O FINAL
DE UM CORO
DE EURÍPEDES
Eu confesso que, às vezes, também penso que sou uma divindade que delira nos corredores da Biblioteca de Alexandria. Na verdade não sou divindade, talvez um monge copista. Chegou ontem, ao diretor da biblioteca, um pergaminho sujo com os dizeres escritos a carvão: “O livro perdido de Tácito”. Eu o copiei cinco vezes; é um breve opúsculo. Cinco horas da tarde – aqui estou – e a Biblioteca de Alexandria ainda não foi incendiada pelo califa Omar.
Eu durmo num dos cômodos da biblioteca. Cada copista tem direito a um quarto rústico: copo d’água, livro de orações, rosário.

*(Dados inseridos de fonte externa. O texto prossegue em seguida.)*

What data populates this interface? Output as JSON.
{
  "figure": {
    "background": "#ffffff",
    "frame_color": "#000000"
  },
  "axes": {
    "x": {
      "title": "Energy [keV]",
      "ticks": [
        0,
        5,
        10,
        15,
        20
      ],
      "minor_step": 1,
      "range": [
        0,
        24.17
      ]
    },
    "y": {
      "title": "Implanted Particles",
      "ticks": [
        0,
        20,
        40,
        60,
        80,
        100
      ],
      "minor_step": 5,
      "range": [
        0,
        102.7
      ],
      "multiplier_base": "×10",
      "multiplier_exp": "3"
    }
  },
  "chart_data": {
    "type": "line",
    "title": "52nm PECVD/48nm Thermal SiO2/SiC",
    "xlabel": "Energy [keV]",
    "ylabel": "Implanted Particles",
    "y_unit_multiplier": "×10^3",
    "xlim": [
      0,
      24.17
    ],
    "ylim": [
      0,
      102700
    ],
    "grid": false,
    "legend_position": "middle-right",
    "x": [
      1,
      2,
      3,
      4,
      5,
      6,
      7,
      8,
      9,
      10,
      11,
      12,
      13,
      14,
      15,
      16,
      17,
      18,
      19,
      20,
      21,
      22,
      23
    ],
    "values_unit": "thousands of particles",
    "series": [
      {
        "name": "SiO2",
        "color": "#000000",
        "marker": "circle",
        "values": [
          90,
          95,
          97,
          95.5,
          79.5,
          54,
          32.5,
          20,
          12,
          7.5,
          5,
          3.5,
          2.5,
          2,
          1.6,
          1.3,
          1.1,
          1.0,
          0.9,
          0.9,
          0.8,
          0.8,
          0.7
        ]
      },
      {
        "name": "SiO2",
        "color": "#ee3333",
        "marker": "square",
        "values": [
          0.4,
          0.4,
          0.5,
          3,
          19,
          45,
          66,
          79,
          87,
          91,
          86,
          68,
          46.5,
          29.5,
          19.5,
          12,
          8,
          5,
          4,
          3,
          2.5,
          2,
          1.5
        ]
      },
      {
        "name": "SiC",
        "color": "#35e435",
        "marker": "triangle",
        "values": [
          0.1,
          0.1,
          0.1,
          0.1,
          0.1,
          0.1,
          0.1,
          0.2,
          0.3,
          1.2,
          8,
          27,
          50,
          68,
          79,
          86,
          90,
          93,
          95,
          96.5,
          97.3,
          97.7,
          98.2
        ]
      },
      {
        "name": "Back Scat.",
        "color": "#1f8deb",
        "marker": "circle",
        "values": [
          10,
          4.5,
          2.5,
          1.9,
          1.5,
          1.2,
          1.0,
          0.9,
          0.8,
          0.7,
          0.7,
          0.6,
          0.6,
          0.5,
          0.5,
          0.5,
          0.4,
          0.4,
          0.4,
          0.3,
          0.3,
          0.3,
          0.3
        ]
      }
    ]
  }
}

Quem não se cuide acaba enfermo pulmonar, tanto é o frio que silva nas galerias, entre as prateleiras repletas com 800 mil obras raras. Indizível a melancolia que paira nesse lugar e vou andando – há lugares onde nunca entrei –, vou andando com o candeeiro na mão, avisto à esquerda a porta que dá para o vestíbulo ensombrado. Dentro dele duas estantes com livros empoeirados; os títulos são interessantes, alguns canhestros, outros grossos e há os finos e, sobre uma cadeira, avisto aquele que dizem ser o mais belo livro do mundo, e se intitula: O final de um coro de Eurípedes.